Take a look at the beta version of dw.com. We're not done yet! Your opinion can help us make it better.
With vigorous dexterity and self-confident demeanor, the 26-year-old Chinese won over the piano competition jury — and proved that he can deliver the quiet tones too.
Years ago, Kurt Masur told his countrymen not to neglect music education in Germany, because "Six million Chinese are coming."
The now-deceased German conductor's words were meant not as a threat but as a warning. Now they seem prophetic — but would have been more accurate had he included South Koreans and Japanese.
At the finale of the 8th International Telekom Beethoven Competition on December 14 in Bonn, all three of the prize winners were Asians. That outcome seemed plausible even at the start of the competition ten days before: Of the 23 contestants, 13 came from Asia: South Korea (7), China (3), Japan (2) and Taiwan (1).
Classical music in Asia
Should the future of classical music lie in Asia, it will be literally in good hands, to judge by this piano competition. Three utterly contrasting artistic personalities: Yuto Takezawa, 22, from Japan; Shihyun Lee, 28, from South Korea and the winner of first prize, Cunmo Yin. Together with the Beethoven Orchestra Bonn under the direction of Dirk Kaftan, they gave renditions of piano concertos by Ludwig van Beethoven that could not have been more different.
Yet among the roughly 1,000 visitors at the sold-out Telekom Forum, one could still hear the cliched statement: "Asians cannot properly interpret Beethoven."
Those visitors might not have been listening closely enough, because it would be hard to render Beethoven's Fifth Piano Concerto with more fantasy, warmth, personality and intelligence than Shihyun Lee did. She was fully immersed in the music, and for this listener, every moment was enjoyable, particularly in the second, quieter movement. "In the score, when the solo part begins, Beethoven writes 'at dusk'", explained Lee, "and I concentrated on that." She missed the notes three times and occasionally rushed ahead of the orchestra. But could those small blemishes detract from such poetry? Apparently they did: Shihyun Lee took "only" the third prize and a cash award of €10,000 ($11,100).

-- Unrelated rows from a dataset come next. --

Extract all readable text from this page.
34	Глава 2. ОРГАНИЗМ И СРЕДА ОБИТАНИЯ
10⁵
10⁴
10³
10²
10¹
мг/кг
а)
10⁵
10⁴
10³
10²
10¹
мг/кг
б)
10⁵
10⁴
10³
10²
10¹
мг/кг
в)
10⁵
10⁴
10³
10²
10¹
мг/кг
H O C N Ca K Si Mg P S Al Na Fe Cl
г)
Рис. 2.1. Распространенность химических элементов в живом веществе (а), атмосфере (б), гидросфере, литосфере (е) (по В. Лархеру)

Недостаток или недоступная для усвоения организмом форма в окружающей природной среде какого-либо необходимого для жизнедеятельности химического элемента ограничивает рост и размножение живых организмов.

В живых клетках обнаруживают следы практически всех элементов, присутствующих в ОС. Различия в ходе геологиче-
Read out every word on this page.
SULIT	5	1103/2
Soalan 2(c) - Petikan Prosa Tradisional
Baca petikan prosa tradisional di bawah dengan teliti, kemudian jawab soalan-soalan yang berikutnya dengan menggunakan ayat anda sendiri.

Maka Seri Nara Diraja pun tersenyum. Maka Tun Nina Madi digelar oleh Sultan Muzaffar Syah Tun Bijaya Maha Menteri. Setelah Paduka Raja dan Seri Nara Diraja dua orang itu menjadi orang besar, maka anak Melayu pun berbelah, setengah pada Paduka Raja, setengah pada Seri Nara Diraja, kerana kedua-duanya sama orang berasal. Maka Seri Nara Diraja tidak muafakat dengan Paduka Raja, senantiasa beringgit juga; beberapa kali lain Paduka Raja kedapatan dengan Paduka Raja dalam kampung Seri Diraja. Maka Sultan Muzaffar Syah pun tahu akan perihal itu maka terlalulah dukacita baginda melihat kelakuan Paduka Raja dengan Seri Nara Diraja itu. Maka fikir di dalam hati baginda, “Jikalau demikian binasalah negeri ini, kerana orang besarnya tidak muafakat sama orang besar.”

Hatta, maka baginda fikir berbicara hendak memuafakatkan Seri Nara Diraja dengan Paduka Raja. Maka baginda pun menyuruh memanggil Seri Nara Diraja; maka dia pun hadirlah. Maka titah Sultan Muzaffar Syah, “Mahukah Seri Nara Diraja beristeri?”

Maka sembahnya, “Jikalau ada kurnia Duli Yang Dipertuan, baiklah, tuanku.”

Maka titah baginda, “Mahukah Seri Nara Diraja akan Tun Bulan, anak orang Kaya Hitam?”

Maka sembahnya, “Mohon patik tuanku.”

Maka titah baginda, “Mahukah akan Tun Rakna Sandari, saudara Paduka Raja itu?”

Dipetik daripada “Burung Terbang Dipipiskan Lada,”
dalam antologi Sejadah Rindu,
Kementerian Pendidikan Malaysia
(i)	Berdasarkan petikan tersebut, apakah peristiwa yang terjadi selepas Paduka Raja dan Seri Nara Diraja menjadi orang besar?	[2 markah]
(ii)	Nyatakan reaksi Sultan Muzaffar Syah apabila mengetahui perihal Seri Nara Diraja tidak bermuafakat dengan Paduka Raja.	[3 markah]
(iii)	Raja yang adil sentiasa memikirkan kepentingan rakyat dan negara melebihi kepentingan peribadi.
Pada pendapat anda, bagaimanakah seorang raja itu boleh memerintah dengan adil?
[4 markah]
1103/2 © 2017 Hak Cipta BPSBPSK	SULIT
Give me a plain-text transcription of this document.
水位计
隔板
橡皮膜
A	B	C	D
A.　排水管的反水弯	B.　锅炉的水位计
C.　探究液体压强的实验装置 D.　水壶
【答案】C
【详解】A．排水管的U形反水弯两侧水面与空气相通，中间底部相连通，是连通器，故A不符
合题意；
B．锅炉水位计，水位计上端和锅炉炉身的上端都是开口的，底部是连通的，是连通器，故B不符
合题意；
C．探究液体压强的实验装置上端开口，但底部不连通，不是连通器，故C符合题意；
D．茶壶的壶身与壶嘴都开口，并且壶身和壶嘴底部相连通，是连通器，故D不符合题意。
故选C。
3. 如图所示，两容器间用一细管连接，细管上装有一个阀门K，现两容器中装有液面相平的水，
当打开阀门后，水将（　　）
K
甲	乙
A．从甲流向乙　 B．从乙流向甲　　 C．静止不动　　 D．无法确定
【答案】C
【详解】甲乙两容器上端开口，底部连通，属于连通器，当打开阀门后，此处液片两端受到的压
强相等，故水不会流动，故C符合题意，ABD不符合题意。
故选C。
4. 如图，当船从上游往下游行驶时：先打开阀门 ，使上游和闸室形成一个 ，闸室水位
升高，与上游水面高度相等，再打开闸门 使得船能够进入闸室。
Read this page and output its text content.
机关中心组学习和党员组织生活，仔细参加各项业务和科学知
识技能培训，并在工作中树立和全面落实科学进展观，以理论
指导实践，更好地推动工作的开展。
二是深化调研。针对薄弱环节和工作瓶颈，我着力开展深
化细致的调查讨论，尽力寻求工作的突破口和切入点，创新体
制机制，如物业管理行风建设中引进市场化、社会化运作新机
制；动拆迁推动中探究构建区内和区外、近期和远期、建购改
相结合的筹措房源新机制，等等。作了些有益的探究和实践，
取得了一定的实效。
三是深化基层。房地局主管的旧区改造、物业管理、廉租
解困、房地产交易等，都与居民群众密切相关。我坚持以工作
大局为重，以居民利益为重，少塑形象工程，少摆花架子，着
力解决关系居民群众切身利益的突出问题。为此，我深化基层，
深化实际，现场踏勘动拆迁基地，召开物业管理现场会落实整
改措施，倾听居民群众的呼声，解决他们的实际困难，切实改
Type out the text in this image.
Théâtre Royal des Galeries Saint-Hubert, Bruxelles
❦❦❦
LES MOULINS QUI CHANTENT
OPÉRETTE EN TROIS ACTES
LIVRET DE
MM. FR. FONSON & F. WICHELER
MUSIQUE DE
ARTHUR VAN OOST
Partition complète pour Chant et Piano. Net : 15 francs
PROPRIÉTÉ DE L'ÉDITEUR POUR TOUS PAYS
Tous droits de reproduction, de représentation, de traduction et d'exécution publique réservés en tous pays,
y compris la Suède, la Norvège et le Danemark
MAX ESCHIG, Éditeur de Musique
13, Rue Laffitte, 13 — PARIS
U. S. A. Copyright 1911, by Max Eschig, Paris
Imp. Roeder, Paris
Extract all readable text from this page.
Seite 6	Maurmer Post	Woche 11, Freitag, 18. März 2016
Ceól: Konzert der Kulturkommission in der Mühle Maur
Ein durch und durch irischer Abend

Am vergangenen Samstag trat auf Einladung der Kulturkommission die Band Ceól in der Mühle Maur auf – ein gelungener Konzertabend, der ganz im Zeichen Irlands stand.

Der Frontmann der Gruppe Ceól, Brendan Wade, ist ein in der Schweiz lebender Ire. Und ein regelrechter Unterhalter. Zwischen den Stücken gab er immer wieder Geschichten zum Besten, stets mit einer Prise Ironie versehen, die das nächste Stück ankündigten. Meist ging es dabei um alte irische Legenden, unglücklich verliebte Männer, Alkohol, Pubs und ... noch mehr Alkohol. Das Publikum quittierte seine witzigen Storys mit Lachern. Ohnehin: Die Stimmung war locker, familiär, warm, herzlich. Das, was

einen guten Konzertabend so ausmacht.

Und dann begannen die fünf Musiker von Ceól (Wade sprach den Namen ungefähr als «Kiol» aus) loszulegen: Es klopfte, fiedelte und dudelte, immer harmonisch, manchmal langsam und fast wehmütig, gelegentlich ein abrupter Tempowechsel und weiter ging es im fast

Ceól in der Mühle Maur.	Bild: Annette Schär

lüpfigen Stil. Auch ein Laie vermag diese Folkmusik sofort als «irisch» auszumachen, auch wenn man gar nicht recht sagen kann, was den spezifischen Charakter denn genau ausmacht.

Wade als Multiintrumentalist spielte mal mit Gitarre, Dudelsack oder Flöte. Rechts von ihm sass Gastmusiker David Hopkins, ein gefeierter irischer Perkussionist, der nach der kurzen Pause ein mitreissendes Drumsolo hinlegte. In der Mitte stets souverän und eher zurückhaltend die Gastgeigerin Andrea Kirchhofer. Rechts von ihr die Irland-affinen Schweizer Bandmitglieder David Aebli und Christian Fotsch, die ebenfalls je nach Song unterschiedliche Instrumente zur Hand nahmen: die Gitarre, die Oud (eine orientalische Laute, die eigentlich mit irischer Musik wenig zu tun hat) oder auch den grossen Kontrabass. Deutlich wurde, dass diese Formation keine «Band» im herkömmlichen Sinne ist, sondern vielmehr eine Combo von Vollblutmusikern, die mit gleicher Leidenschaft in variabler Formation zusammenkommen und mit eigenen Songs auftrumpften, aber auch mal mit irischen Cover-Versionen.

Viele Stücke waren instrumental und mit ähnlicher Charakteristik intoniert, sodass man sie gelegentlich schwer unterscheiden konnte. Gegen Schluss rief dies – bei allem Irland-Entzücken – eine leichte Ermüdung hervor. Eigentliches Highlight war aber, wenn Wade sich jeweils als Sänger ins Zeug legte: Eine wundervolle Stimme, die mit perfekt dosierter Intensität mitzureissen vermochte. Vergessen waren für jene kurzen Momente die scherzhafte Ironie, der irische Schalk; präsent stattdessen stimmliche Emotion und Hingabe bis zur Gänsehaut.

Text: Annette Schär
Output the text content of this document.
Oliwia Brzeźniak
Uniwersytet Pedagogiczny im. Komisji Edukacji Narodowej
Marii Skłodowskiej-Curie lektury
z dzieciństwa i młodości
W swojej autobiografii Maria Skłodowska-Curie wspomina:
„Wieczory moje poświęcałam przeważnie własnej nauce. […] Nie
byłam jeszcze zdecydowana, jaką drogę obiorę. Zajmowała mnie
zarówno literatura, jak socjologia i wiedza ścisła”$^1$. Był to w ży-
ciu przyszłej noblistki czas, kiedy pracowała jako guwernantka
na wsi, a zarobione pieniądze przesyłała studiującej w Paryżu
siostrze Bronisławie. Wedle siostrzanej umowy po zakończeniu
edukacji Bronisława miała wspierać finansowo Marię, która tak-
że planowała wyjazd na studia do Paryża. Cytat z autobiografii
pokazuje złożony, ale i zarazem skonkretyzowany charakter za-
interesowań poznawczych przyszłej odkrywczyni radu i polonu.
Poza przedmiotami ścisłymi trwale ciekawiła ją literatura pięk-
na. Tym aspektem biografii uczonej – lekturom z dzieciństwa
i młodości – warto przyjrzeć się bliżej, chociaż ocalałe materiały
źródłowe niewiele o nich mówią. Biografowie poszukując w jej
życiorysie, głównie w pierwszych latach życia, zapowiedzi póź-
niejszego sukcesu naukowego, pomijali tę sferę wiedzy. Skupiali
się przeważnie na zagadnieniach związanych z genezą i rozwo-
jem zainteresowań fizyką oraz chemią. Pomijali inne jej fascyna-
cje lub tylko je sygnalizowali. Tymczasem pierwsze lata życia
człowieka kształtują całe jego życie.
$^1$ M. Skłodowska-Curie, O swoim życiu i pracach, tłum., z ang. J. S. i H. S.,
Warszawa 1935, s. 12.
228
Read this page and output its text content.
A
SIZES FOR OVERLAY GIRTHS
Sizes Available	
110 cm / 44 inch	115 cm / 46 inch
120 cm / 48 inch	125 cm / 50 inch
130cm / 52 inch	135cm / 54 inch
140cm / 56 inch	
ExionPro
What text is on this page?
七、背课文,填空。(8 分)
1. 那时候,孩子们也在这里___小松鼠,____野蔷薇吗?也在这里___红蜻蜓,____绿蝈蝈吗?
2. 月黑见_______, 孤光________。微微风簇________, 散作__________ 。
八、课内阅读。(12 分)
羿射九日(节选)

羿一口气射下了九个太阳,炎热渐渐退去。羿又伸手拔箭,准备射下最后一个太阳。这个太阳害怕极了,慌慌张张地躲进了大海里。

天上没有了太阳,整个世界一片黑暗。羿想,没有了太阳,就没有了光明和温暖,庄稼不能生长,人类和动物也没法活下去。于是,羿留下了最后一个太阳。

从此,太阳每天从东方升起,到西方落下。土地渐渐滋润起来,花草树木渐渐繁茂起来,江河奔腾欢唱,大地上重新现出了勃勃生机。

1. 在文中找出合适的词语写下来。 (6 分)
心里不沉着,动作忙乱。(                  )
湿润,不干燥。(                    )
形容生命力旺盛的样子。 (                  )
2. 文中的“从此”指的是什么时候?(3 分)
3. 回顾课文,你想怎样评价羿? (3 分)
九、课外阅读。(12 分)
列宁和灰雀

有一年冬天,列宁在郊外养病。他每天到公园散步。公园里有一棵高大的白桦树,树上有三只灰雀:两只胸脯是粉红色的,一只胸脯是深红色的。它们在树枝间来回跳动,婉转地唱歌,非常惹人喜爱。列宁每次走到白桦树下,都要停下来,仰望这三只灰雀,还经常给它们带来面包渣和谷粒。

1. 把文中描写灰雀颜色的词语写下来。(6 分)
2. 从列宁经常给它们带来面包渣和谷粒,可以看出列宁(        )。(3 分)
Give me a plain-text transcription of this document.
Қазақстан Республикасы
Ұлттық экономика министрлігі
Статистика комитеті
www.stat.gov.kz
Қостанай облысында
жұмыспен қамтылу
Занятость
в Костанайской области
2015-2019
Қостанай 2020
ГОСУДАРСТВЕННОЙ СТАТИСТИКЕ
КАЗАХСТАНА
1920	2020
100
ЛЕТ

Before the final decision was announced, many in the audience were saying, "The Japanese guy's the one." And Yuto Takezawa actually was far and away the winner of the €3,000 ($3340) audience appreciation award. Playing Beethoven's Piano Concerto No. 4, he proved his mettle as a fully balanced, mature master of the keyboard, at times a bit cool emotionally, but nuanced — and technically impeccable. Those qualities propelled Takezawa to the jury's second place and a cash award of €20,000 ($22,200).
Cunmo Yin, for his part, leaves Bonn with a cash award of €30,000 ($33,300) and the status of victor. This was his first major music competition. "Sometimes during the last ten nights I was dreaming of this or that melody," Yin later said, clearly relieved. But what was he thinking of while playing? "Just playing in sync with the orchestra, having fun and enjoying it. That's the most important thing."
Competition for Lang Lang
Many in the audience were reminded of Lang Lang. As with his famous countryman, music seems to flow naturally out of Cunmo Yin. Delivering Beethovens Third Concerto with panache, he never forgot that he was being seen in closeups on the big LED screen, and like Lang Lang, his facial expressions and gestures were extravagant and sometimes perhaps a bit contrived.
As an outcome of the competition, the three prize winners already have 40 guaranteed concert engagements ahead. Apart from the jury and audience prizes, others were awarded as well, including the Schumann Prize and the Beethoven House Prize (both went to Yuto Takezawa).
No deliberations, no compromises
At a music competition, two German sayings come to mind: "Comparing apples with pears" and: "You can't argue about taste." In an art form where individuality is the key, how can one in fact compare and rank musicians?
And how can a jury reach a consensus? "We don't talk about it," was the surprising answer by jury member Ilona Schmiel, director of the Tonhalle in Zurich. "That's because as concert organizers, managers or instructors, we have different backgrounds and perspectives. And taste will always figure in of course." No jury discussion, no effort to reach a consensus, no compromises — just points awarded and added up.
Does the strong Asian turnout at the International Telekom Beethoven Competition reflect the current world of classical music – or more accurately, the future? This is, after all, about young musicians. "In the field of piano, yes," said Ilona Schmiel, "but not in other areas." Or perhaps not yet, if one takes a closer look at the excellent basic musical training, the motivation of parents and the self-discipline and enormous ambition of many young people on the continent.
After the prizes were awarded, Cunmo Yin sat down at the piano one final time for an encore: two brief Songs Without Words by Felix Mendelssohn. Calm, concentrated, direct, no showmanship: This time he embodied not the great, but rather the intimate artist. And showed that he can do that too.